For the rest... Hopefully some day I'll see them again. In a book or something. I'm sad. I'll look harder for them later.

It being Sunday and everything in the world closed, I decided to finally check out the down at the heels pizzaria next door to my hotel. It's about what I expected, but it had its charms. For one, the older Italian owner gave me an absolutely GIANT pour of red Lambrusco. It was crazy. It was like two fingers over the half litre mark in the wine glass. I was feeling absolutely no pain by the time I finished it while I was waiting for my pizza (in one of my mental-health-break recursions to the familiar, I ordered the same kind of pizza I always order at home - pineapple and ham). Whle I was sitting there another elderly Italian gent came in - I was deeply, deeply charmed by the fact that he was wearing very fine tailoring of a certain vintage, I think the late 70s? And his umbrella was perfectly matched to his jacket, in an identical  red and blue houndstooth. I was so in love. The jacket was paired with a light blue shirt, a red paisley tie, and a striped waistcoat. I seriously love the Viennese men's clothing. They're adorable dandies - the clothes have so much panache and wit! Because I had been openly gawping at him of course I had to recover so I said "Gruss gott!" and he said "Guten abend!" and the owner said "Buona sera!" and gave him a glass of white Lambrusco, and the dapper gent raised his glass to me and said "Chin chin!" and I said "Cheers!" and we toasted each other and drank. Man, there are times when I really wish I spoke German. This was one of them. This is like the second time I have missed out on getting to talk to an awesome dapper older gentleman.  I probably could have had a go in Italian, but settled for giving him my best smile instead of giving him agita by butchering his mothertongue in his ears right before dinner. 

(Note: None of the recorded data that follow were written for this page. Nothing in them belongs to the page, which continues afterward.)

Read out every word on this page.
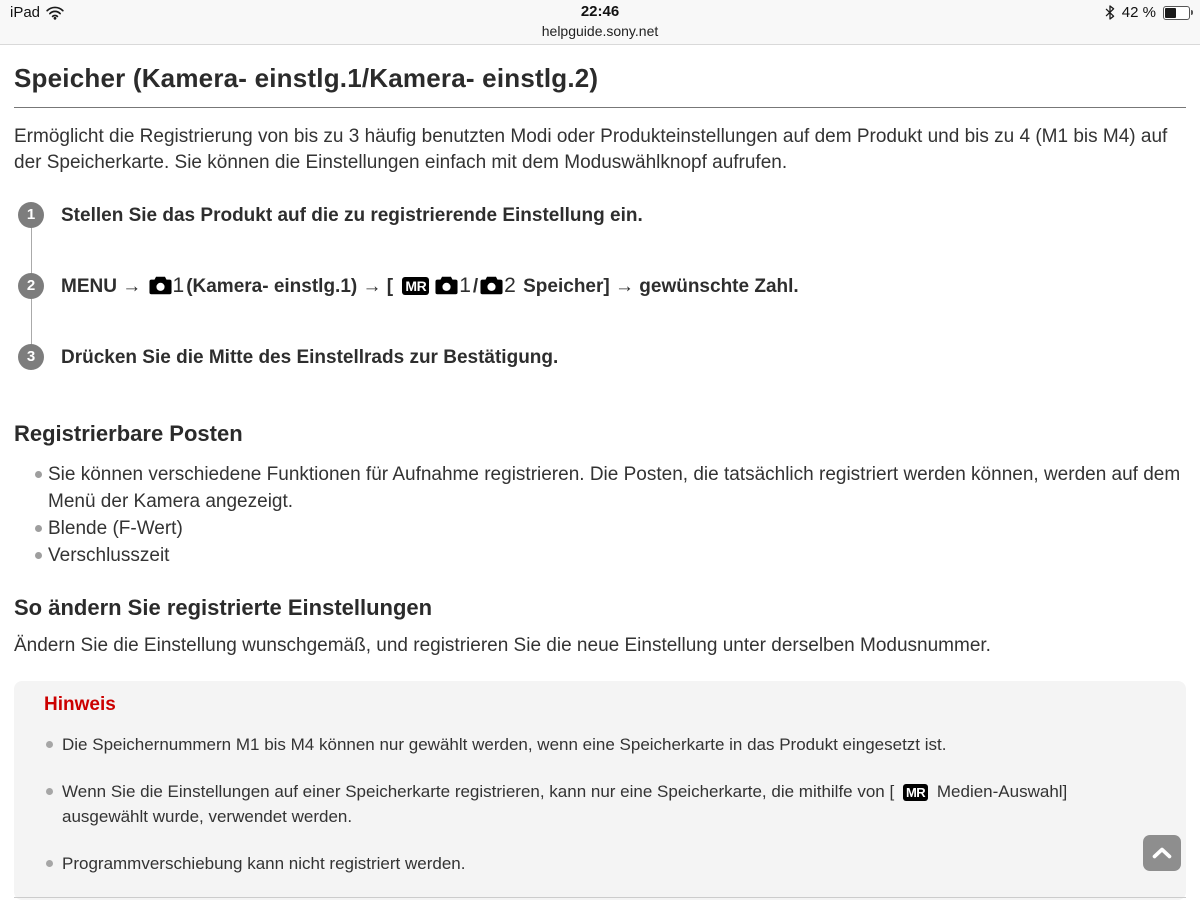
iPad	22:46
helpguide.sony.net
42 %
Speicher (Kamera- einstlg.1/Kamera- einstlg.2)

Ermöglicht die Registrierung von bis zu 3 häufig benutzten Modi oder Produkteinstellungen auf dem Produkt und bis zu 4 (M1 bis M4) auf der Speicherkarte. Sie können die Einstellungen einfach mit dem Moduswählknopf aufrufen.

1	Stellen Sie das Produkt auf die zu registrierende Einstellung ein.
2	MENU → 1 (Kamera- einstlg.1) → [ MR 1 / 2 Speicher] → gewünschte Zahl.
3	Drücken Sie die Mitte des Einstellrads zur Bestätigung.
Registrierbare Posten
Sie können verschiedene Funktionen für Aufnahme registrieren. Die Posten, die tatsächlich registriert werden können, werden auf dem Menü der Kamera angezeigt.
Blende (F-Wert)
Verschlusszeit
So ändern Sie registrierte Einstellungen

Ändern Sie die Einstellung wunschgemäß, und registrieren Sie die neue Einstellung unter derselben Modusnummer.

Hinweis
Die Speichernummern M1 bis M4 können nur gewählt werden, wenn eine Speicherkarte in das Produkt eingesetzt ist.
Wenn Sie die Einstellungen auf einer Speicherkarte registrieren, kann nur eine Speicherkarte, die mithilfe von [ MR Medien-Auswahl] ausgewählt wurde, verwendet werden.
Programmverschiebung kann nicht registriert werden.
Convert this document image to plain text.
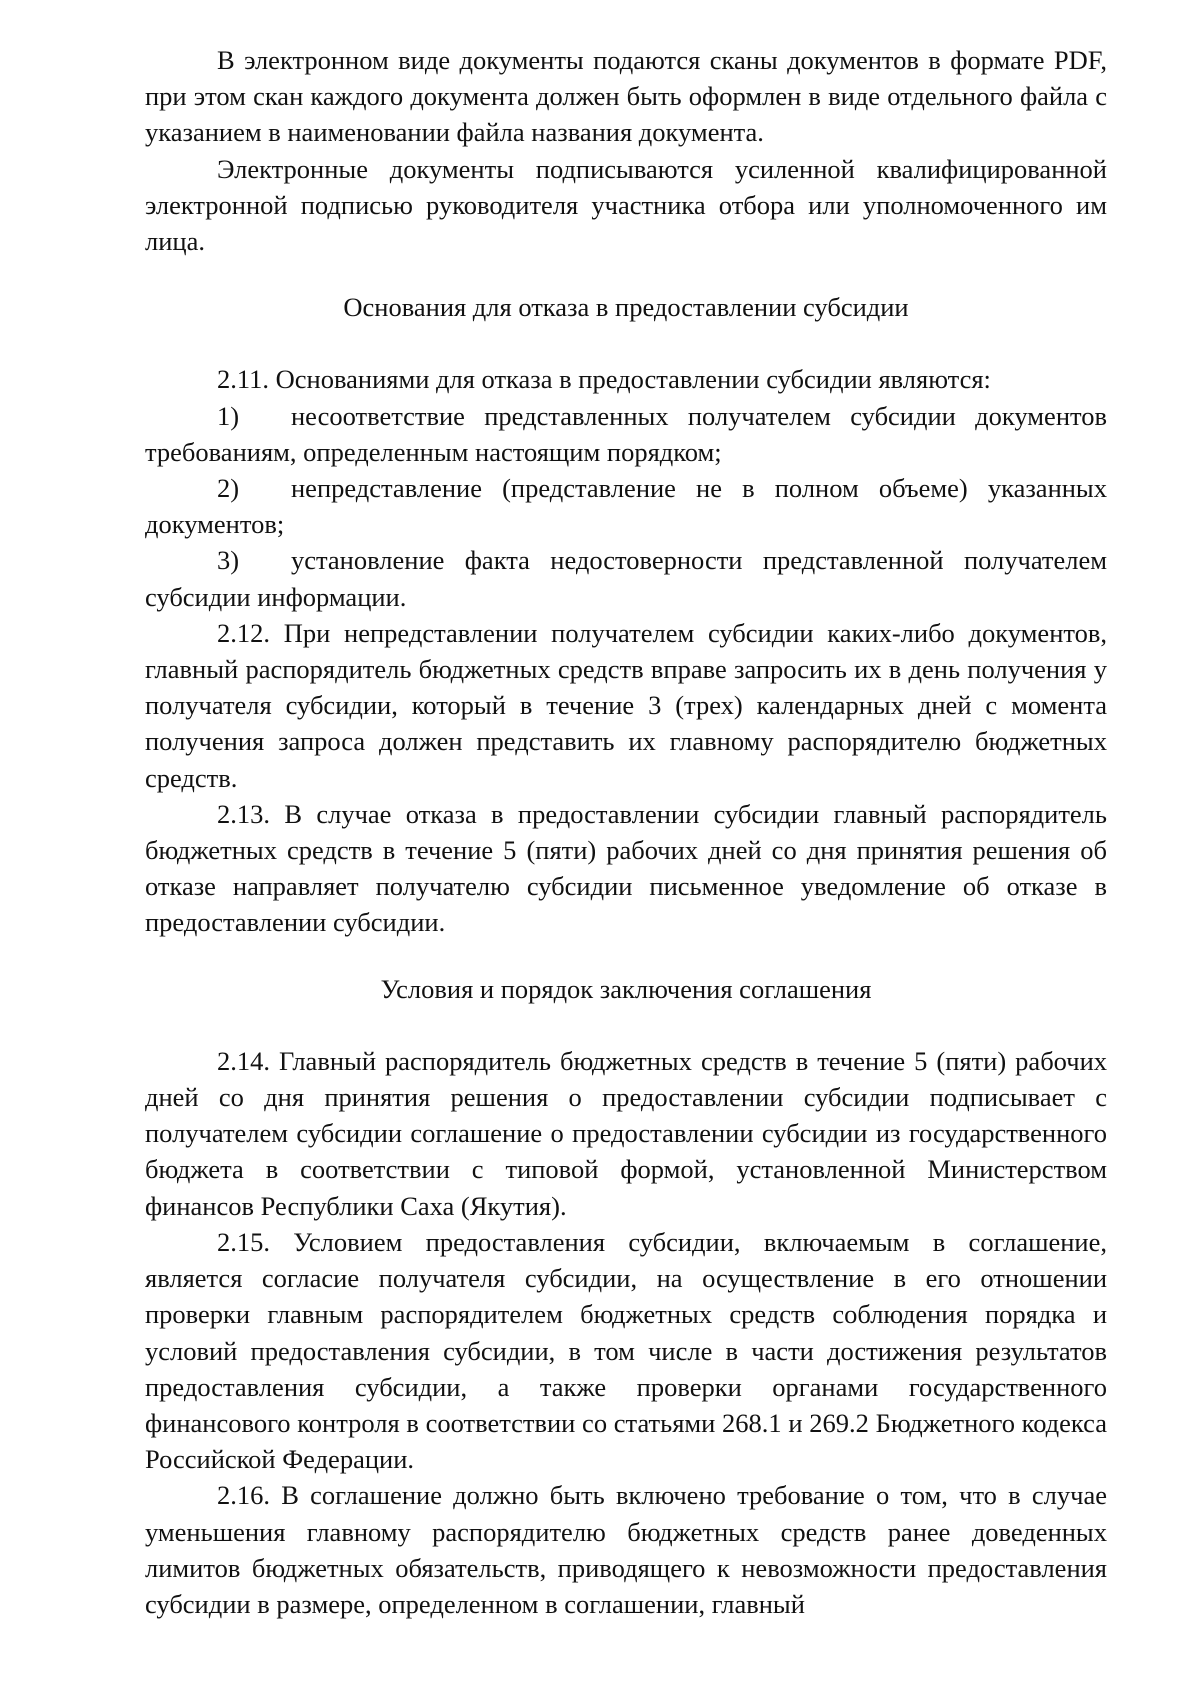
В электронном виде документы подаются сканы документов в формате PDF, при этом скан каждого документа должен быть оформлен в виде отдельного файла с указанием в наименовании файла названия документа.

Электронные документы подписываются усиленной квалифицированной электронной подписью руководителя участника отбора или уполномоченного им лица.

Основания для отказа в предоставлении субсидии

2.11. Основаниями для отказа в предоставлении субсидии являются:

1) несоответствие представленных получателем субсидии документов требованиям, определенным настоящим порядком;

2) непредставление (представление не в полном объеме) указанных документов;

3) установление факта недостоверности представленной получателем субсидии информации.

2.12. При непредставлении получателем субсидии каких-либо документов, главный распорядитель бюджетных средств вправе запросить их в день получения у получателя субсидии, который в течение 3 (трех) календарных дней с момента получения запроса должен представить их главному распорядителю бюджетных средств.

2.13. В случае отказа в предоставлении субсидии главный распорядитель бюджетных средств в течение 5 (пяти) рабочих дней со дня принятия решения об отказе направляет получателю субсидии письменное уведомление об отказе в предоставлении субсидии.

Условия и порядок заключения соглашения

2.14. Главный распорядитель бюджетных средств в течение 5 (пяти) рабочих дней со дня принятия решения о предоставлении субсидии подписывает с получателем субсидии соглашение о предоставлении субсидии из государственного бюджета в соответствии с типовой формой, установленной Министерством финансов Республики Саха (Якутия).

2.15. Условием предоставления субсидии, включаемым в соглашение, является согласие получателя субсидии, на осуществление в его отношении проверки главным распорядителем бюджетных средств соблюдения порядка и условий предоставления субсидии, в том числе в части достижения результатов предоставления субсидии, а также проверки органами государственного финансового контроля в соответствии со статьями 268.1 и 269.2 Бюджетного кодекса Российской Федерации.

2.16. В соглашение должно быть включено требование о том, что в случае уменьшения главному распорядителю бюджетных средств ранее доведенных лимитов бюджетных обязательств, приводящего к невозможности предоставления субсидии в размере, определенном в соглашении, главный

I do love a glass of Lambrusco. Really any kind of sparkling wine, especially red sparkling wine - which is cold, refreshing, relaxing, slightly sweet but mostly crisp - makes an excellent attitude adjuster at the end of a long, walky, rocky day. (It had a few bad moments - seeing the streetcar doors slam in the face of a 90+ year old woman who was trying to give on nearly gave me a heart attack and made me want to cry at the same time, it was awful - the museum was frankly kind of dreadful, the sort of place where the docents treat everyone like stinky vagrant vagabonds who are going to filch the good silver if you take your eyes off them for a second, and they stare with nasty suspicion and are just generally overbearing - nothing ruins a pleasant art buzz like having your gaze intercepted by someone who is sneering contemptuously at you, ugh - the museum cafe was run by a woman who was in such a foul mood that she was being horrible to everyone, I walked in and picked up a Herald Tribune and a sweet older English couple told me to run for my life!

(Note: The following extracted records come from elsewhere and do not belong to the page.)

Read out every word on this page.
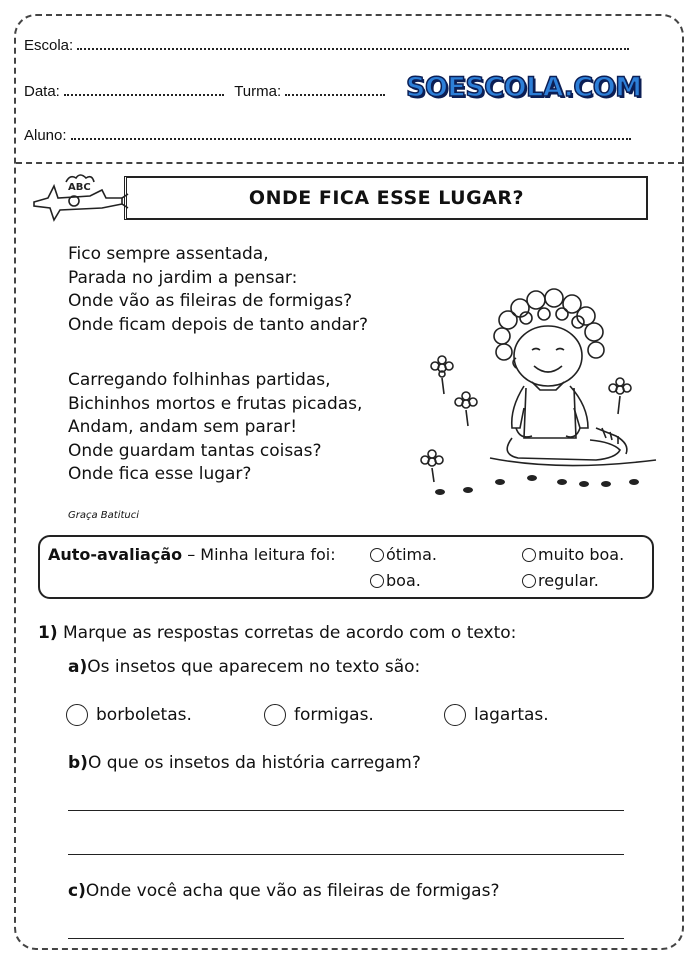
Escola:
Data:	Turma:	SOESCOLA.COM
Aluno:
ABC	ONDE FICA ESSE LUGAR?
Fico sempre assentada,
Parada no jardim a pensar:
Onde vão as fileiras de formigas?
Onde ficam depois de tanto andar?
Carregando folhinhas partidas,
Bichinhos mortos e frutas picadas,
Andam, andam sem parar!
Onde guardam tantas coisas?
Onde fica esse lugar?
Graça Batituci
Auto-avaliação – Minha leitura foi:	ótima.	muito boa.
boa.	regular.
1) Marque as respostas corretas de acordo com o texto:
a)Os insetos que aparecem no texto são:
borboletas.	formigas.	lagartas.
b)O que os insetos da história carregam?
c)Onde você acha que vão as fileiras de formigas?
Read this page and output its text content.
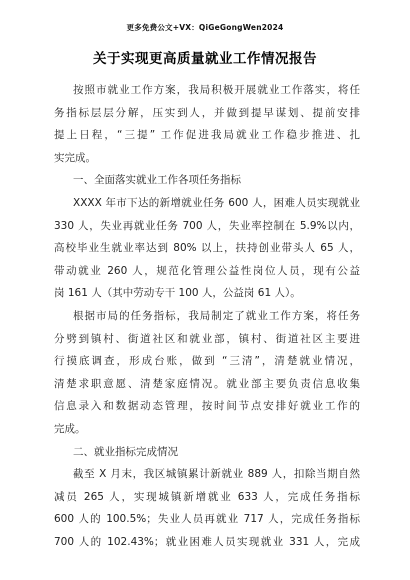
更多免费公文+VX：QiGeGongWen2024
关于实现更高质量就业工作情况报告
按照市就业工作方案，我局积极开展就业工作落实，将任
务指标层层分解，压实到人，并做到提早谋划、提前安排
提上日程，“三提” 工作促进我局就业工作稳步推进、扎
实完成。
一、全面落实就业工作各项任务指标
XXXX 年市下达的新增就业任务 600 人，困难人员实现就业
330 人，失业再就业任务 700 人，失业率控制在 5.9%以内，
高校毕业生就业率达到 80% 以上，扶持创业带头人 65 人，
带动就业 260 人，规范化管理公益性岗位人员，现有公益
岗 161 人（其中劳动专干 100 人，公益岗 61 人）。
根据市局的任务指标，我局制定了就业工作方案，将任务
分劈到镇村、街道社区和就业部，镇村、街道社区主要进
行摸底调查，形成台账，做到 “三清”，清楚就业情况，
清楚求职意愿、清楚家庭情况。就业部主要负责信息收集
信息录入和数据动态管理，按时间节点安排好就业工作的
完成。
二、就业指标完成情况
截至 X 月末，我区城镇累计新就业 889 人，扣除当期自然
减员 265 人，实现城镇新增就业 633 人，完成任务指标
600 人的 100.5%；失业人员再就业 717 人，完成任务指标
700 人的 102.43%；就业困难人员实现就业 331 人，完成
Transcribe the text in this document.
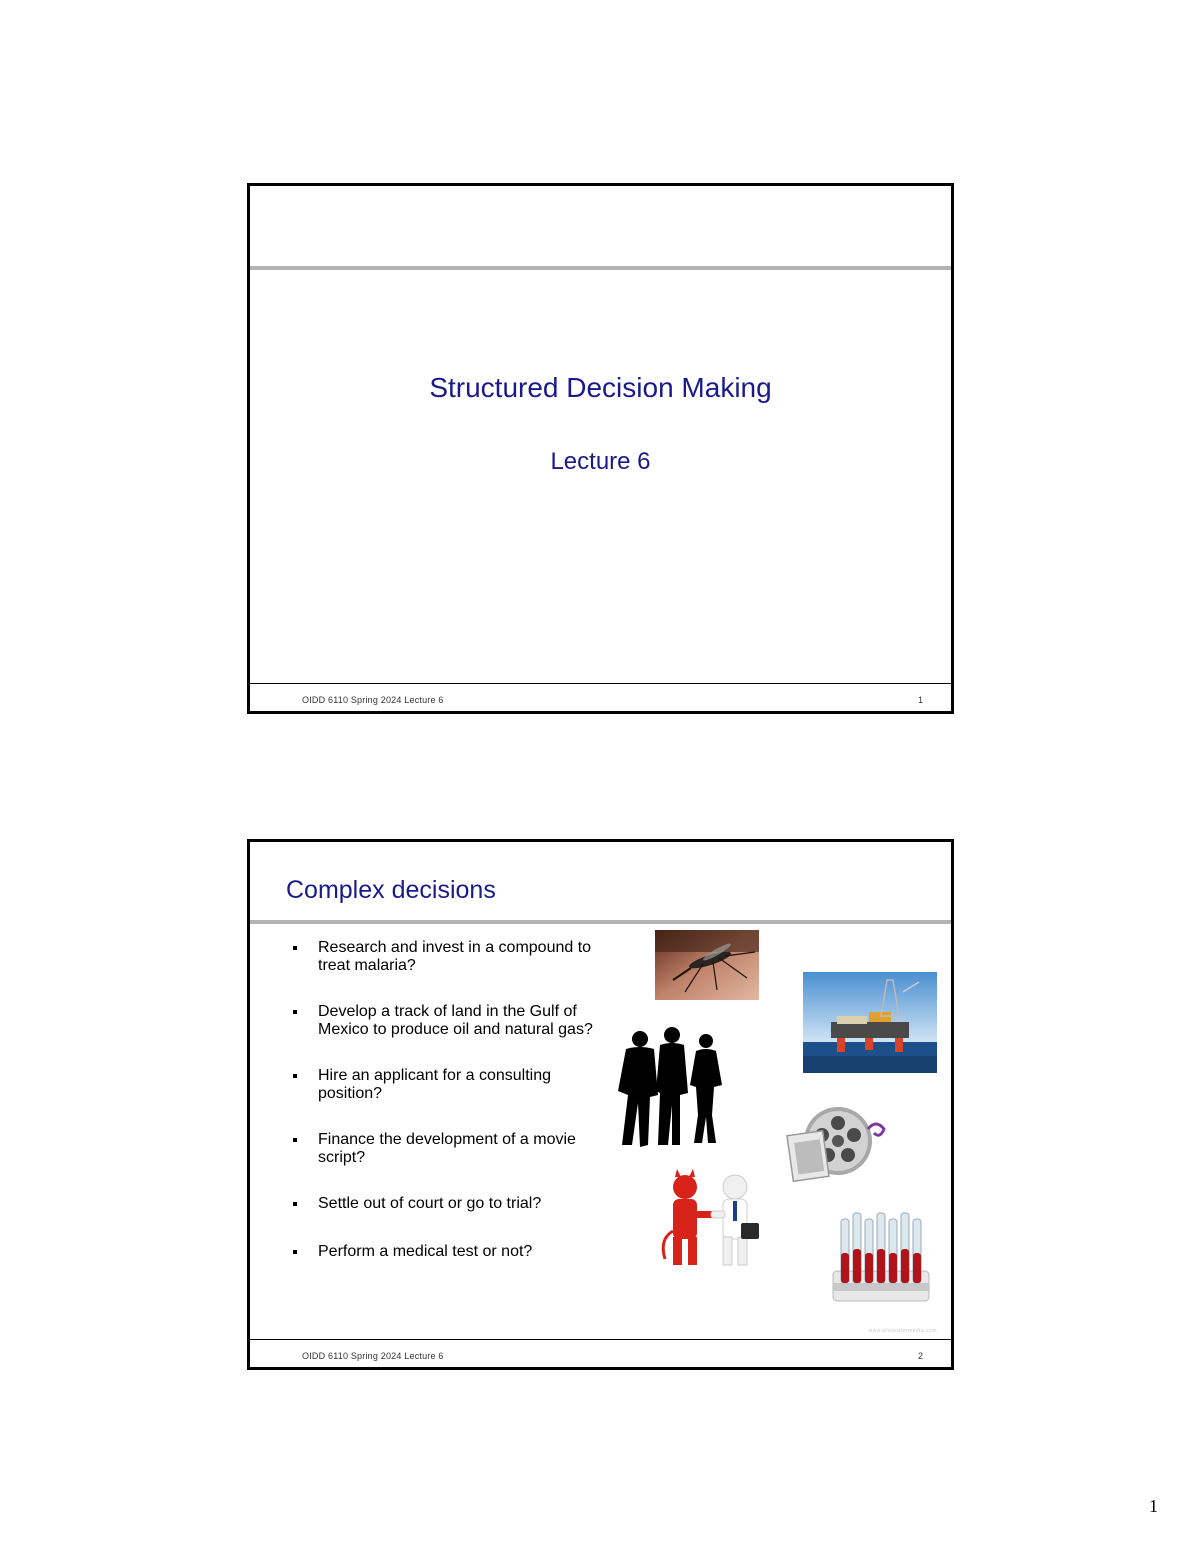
Structured Decision Making
Lecture 6
OIDD 6110 Spring 2024 Lecture 6	1
Complex decisions
Research and invest in a compound to treat malaria?
Develop a track of land in the Gulf of Mexico to produce oil and natural gas?
Hire an applicant for a consulting position?
Finance the development of a movie script?
Settle out of court or go to trial?
Perform a medical test or not?
www.presentermedia.com
OIDD 6110 Spring 2024 Lecture 6	2
1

But all the restaurants in the area were closed, so I had to sit down. She was rude, but I'd been expecting worse after talking to the Brits, so I wasn't put off too terribly by it. The goulash soup was just brilliant, easily some of the best beef soup I've ever had. The cubed beef had been marinated to perfection in just the right ratio of red wine and vinegar and was tender and flavorful, and the potatos were perfectly cooked, and the cubed red and green peppers still crisp, and the broth just of the right thickness and savor. It was heavenly. The coffee was divine. But it was not a good situation in that cafe. She was the only server, and the place was absolutely jammed with Sunday daytrippers, and if you were nice to her it just made her angry, which is probably the mistake the Brits made. The first time she hissed at me when I smiled at her I decided "cool polite" was better than "warm friendly" and after that we got on fine.  I left her a good tip anyway, on the grounds that if I'd been in her place I imagine I'd have made contact with my inner berserker several hours earlier, probably breaking every demitasse in the joint while gibbering incoherently about swarms of locusts and crumbs of torte and how the day of reckoning etc. etc. etc.. She was still valiantly fighting the fight, if not graciously.

Yikes - it's bedtime for Frances! Tschussle!